Additionally, the lawyers in question did not seem to want to put a new package online, they simply wanted to take down the existing one. This does not seem to be the intent of the name resolution policy.

This was a bad call on the part of the NPM team, and they should reevaluate how they arbitrate these issues.

3 comments

Kik (the company) wanted to publish an npm module using their trademarked company name[1]. As has long been npm's policy, they asked the trademark holder and the author to work it out amicably. Azer handled the situation about as gracefully as you'd expect from someone who published a module without checking if the name was clear and rage-quit when that decision bit him, bitching about "corporations" and stranding the countless developers who (eventually) depended on one of his modules.

npm and Kik did most-everything right. The problem was in unpublishing already published tags. Once a tag is published, it shouldn't be able to be unpublished except in the most extenuating circumstances (perhaps a brand-new tag that inadvertently included PII). After a name changes hands, the new owner shouldn't be able to publish a new build in any of the major versions the previous owner tagged. Moreover, wholesale unpublishing modules shouldn't be allowed for the exact reasons this incident demonstrated. Based on npm's response, it sounds like they've learned that.

[1]: https://medium.com/@mproberts/a-discussion-about-the-breakin...

The problem is that KIK (the company) has no registered trademark for this use. If they had, they (or you) could point to the specific registration that the `kik` project infringed upon.

Any talk about trademarks is irrelevant (and npm even claims in this article that it had nothing to do with their decision).

Additionally, the `kik` package now has this description:

'This package name is not currently in use, but was formerly occupied by a popular package. To avoid malicious use, npm is hanging on to the package name, but loosely, and we\'ll probably give it to you if you want it.'

So...why did this happen again?

Because Kik plans to `npm publish kik`, presumably a JS API or something. That is a stock robomessage, though granted, not a very good one under the circumstances.
The first rule of open source is check if the name has any other popular uses (using, at the very least, Google and the USPTO).
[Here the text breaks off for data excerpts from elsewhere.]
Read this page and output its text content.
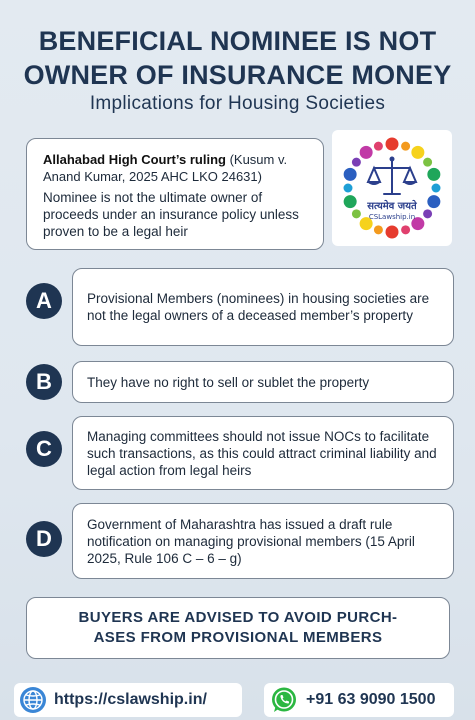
BENEFICIAL NOMINEE IS NOT
OWNER OF INSURANCE MONEY
Implications for Housing Societies
Allahabad High Court’s ruling (Kusum v. Anand Kumar, 2025 AHC LKO 24631)
Nominee is not the ultimate owner of proceeds under an insurance policy unless proven to be a legal heir
सत्यमेव जयते
CSLawship.in
A	Provisional Members (nominees) in housing societies are not the legal owners of a deceased member’s property
B	They have no right to sell or sublet the property
C	Managing committees should not issue NOCs to facilitate such transactions, as this could attract criminal liability and legal action from legal heirs
D
Government of Maharashtra has issued a draft rule notification on managing provisional members (15 April 2025, Rule 106 C – 6 – g)
BUYERS ARE ADVISED TO AVOID PURCH-
ASES FROM PROVISIONAL MEMBERS
https://cslawship.in/	+91 63 9090 1500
Whether or not Kik would have sued for trademark infringement is secondary - before publishing, the author should have searched for the name, and when he saw an established product using it, chosen something else.

npm has never been secretive about its name collision policy.
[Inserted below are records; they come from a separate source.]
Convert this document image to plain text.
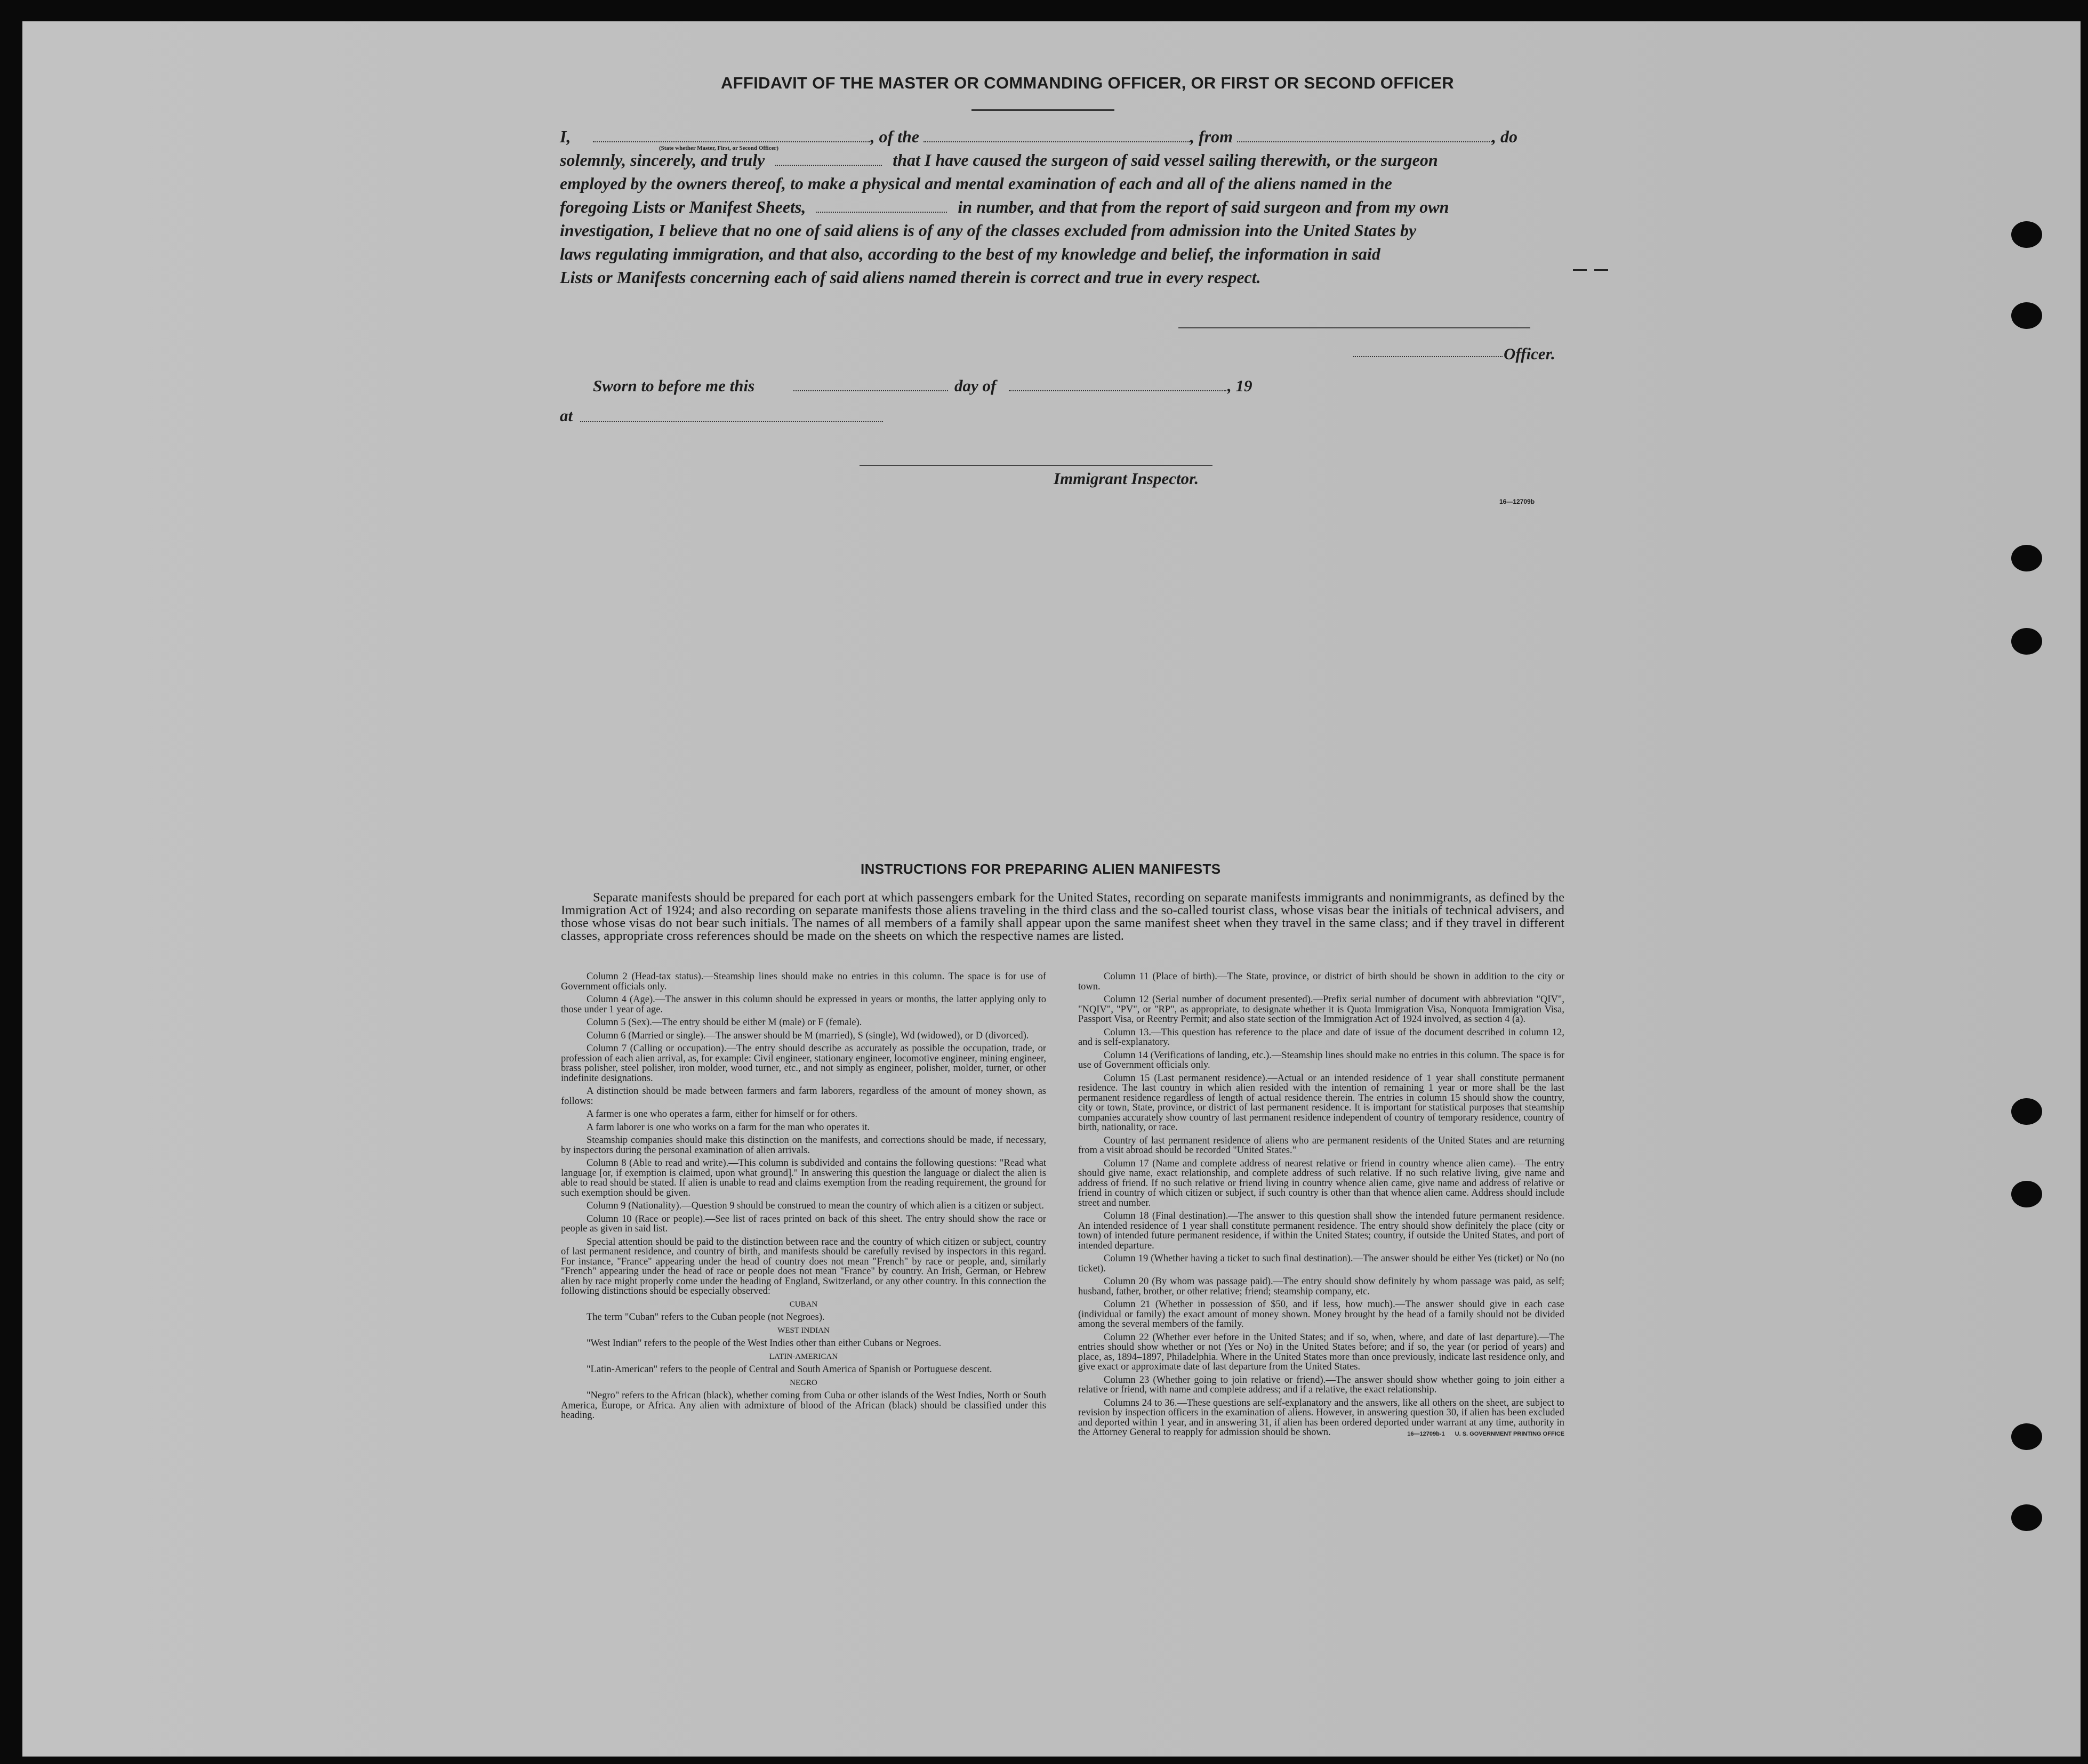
AFFIDAVIT OF THE MASTER OR COMMANDING OFFICER, OR FIRST OR SECOND OFFICER
I,	, of the	, from	, do
(State whether Master, First, or Second Officer)
solemnly, sincerely, and truly	that I have caused the surgeon of said vessel sailing therewith, or the surgeon
employed by the owners thereof, to make a physical and mental examination of each and all of the aliens named in the
foregoing Lists or Manifest Sheets,	in number, and that from the report of said surgeon and from my own
investigation, I believe that no one of said aliens is of any of the classes excluded from admission into the United States by
laws regulating immigration, and that also, according to the best of my knowledge and belief, the information in said
Lists or Manifests concerning each of said aliens named therein is correct and true in every respect.
Officer.
Sworn to before me this	day of	, 19
at
Immigrant Inspector.
16—12709b
INSTRUCTIONS FOR PREPARING ALIEN MANIFESTS

Separate manifests should be prepared for each port at which passengers embark for the United States, recording on separate manifests immigrants and nonimmigrants, as defined by the Immigration Act of 1924; and also recording on separate manifests those aliens traveling in the third class and the so-called tourist class, whose visas bear the initials of technical advisers, and those whose visas do not bear such initials. The names of all members of a family shall appear upon the same manifest sheet when they travel in the same class; and if they travel in different classes, appropriate cross references should be made on the sheets on which the respective names are listed.

Column 2 (Head-tax status).—Steamship lines should make no entries in this column. The space is for use of Government officials only.

Column 4 (Age).—The answer in this column should be expressed in years or months, the latter applying only to those under 1 year of age.

Column 5 (Sex).—The entry should be either M (male) or F (female).

Column 6 (Married or single).—The answer should be M (married), S (single), Wd (widowed), or D (divorced).

Column 7 (Calling or occupation).—The entry should describe as accurately as possible the occupation, trade, or profession of each alien arrival, as, for example: Civil engineer, stationary engineer, locomotive engineer, mining engineer, brass polisher, steel polisher, iron molder, wood turner, etc., and not simply as engineer, polisher, molder, turner, or other indefinite designations.

A distinction should be made between farmers and farm laborers, regardless of the amount of money shown, as follows:

A farmer is one who operates a farm, either for himself or for others.

A farm laborer is one who works on a farm for the man who operates it.

Steamship companies should make this distinction on the manifests, and corrections should be made, if necessary, by inspectors during the personal examination of alien arrivals.

Column 8 (Able to read and write).—This column is subdivided and contains the following questions: "Read what language [or, if exemption is claimed, upon what ground]." In answering this question the language or dialect the alien is able to read should be stated. If alien is unable to read and claims exemption from the reading requirement, the ground for such exemption should be given.

Column 9 (Nationality).—Question 9 should be construed to mean the country of which alien is a citizen or subject.

Column 10 (Race or people).—See list of races printed on back of this sheet. The entry should show the race or people as given in said list.

Special attention should be paid to the distinction between race and the country of which citizen or subject, country of last permanent residence, and country of birth, and manifests should be carefully revised by inspectors in this regard. For instance, "France" appearing under the head of country does not mean "French" by race or people, and, similarly "French" appearing under the head of race or people does not mean "France" by country. An Irish, German, or Hebrew alien by race might properly come under the heading of England, Switzerland, or any other country. In this connection the following distinctions should be especially observed:

CUBAN

The term "Cuban" refers to the Cuban people (not Negroes).

WEST INDIAN

"West Indian" refers to the people of the West Indies other than either Cubans or Negroes.

LATIN-AMERICAN

"Latin-American" refers to the people of Central and South America of Spanish or Portuguese descent.

NEGRO

"Negro" refers to the African (black), whether coming from Cuba or other islands of the West Indies, North or South America, Europe, or Africa. Any alien with admixture of blood of the African (black) should be classified under this heading.

Column 11 (Place of birth).—The State, province, or district of birth should be shown in addition to the city or town.

Column 12 (Serial number of document presented).—Prefix serial number of document with abbreviation "QIV", "NQIV", "PV", or "RP", as appropriate, to designate whether it is Quota Immigration Visa, Nonquota Immigration Visa, Passport Visa, or Reentry Permit; and also state section of the Immigration Act of 1924 involved, as section 4 (a).

Column 13.—This question has reference to the place and date of issue of the document described in column 12, and is self-explanatory.

Column 14 (Verifications of landing, etc.).—Steamship lines should make no entries in this column. The space is for use of Government officials only.

Column 15 (Last permanent residence).—Actual or an intended residence of 1 year shall constitute permanent residence. The last country in which alien resided with the intention of remaining 1 year or more shall be the last permanent residence regardless of length of actual residence therein. The entries in column 15 should show the country, city or town, State, province, or district of last permanent residence. It is important for statistical purposes that steamship companies accurately show country of last permanent residence independent of country of temporary residence, country of birth, nationality, or race.

Country of last permanent residence of aliens who are permanent residents of the United States and are returning from a visit abroad should be recorded "United States."

Column 17 (Name and complete address of nearest relative or friend in country whence alien came).—The entry should give name, exact relationship, and complete address of such relative. If no such relative living, give name and address of friend. If no such relative or friend living in country whence alien came, give name and address of relative or friend in country of which citizen or subject, if such country is other than that whence alien came. Address should include street and number.

Column 18 (Final destination).—The answer to this question shall show the intended future permanent residence. An intended residence of 1 year shall constitute permanent residence. The entry should show definitely the place (city or town) of intended future permanent residence, if within the United States; country, if outside the United States, and port of intended departure.

Column 19 (Whether having a ticket to such final destination).—The answer should be either Yes (ticket) or No (no ticket).

Column 20 (By whom was passage paid).—The entry should show definitely by whom passage was paid, as self; husband, father, brother, or other relative; friend; steamship company, etc.

Column 21 (Whether in possession of $50, and if less, how much).—The answer should give in each case (individual or family) the exact amount of money shown. Money brought by the head of a family should not be divided among the several members of the family.

Column 22 (Whether ever before in the United States; and if so, when, where, and date of last departure).—The entries should show whether or not (Yes or No) in the United States before; and if so, the year (or period of years) and place, as, 1894–1897, Philadelphia. Where in the United States more than once previously, indicate last residence only, and give exact or approximate date of last departure from the United States.

Column 23 (Whether going to join relative or friend).—The answer should show whether going to join either a relative or friend, with name and complete address; and if a relative, the exact relationship.

Columns 24 to 36.—These questions are self-explanatory and the answers, like all others on the sheet, are subject to revision by inspection officers in the examination of aliens. However, in answering question 30, if alien has been excluded and deported within 1 year, and in answering 31, if alien has been ordered deported under warrant at any time, authority in the Attorney General to reapply for admission should be shown.	16—12709b-1 U. S. GOVERNMENT PRINTING OFFICE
Wait, like to anyone who wants it? I wonder what would happen if Azer asked for it back, heh.
I've done apt-get install node on ubuntu and got a legacy package. Would you go to check if apt-get install firefox really install the browser and do it every single time you install something? It's not totally a bad excuse I think.
Those are applications, that you can use without the documentation. These are libraries, for which you need to read the documentation first, whether official or third-party. They're really not comparable at all.
For a long time the Docker install documentation contained no information that the proper package name in Debian was docker.io. So yes they are comparable.
"Anyone seriously installing a software package using a developer tool without knowing anything other than the package's name is a fool."

That includes the projects that had left-pad as a dependency.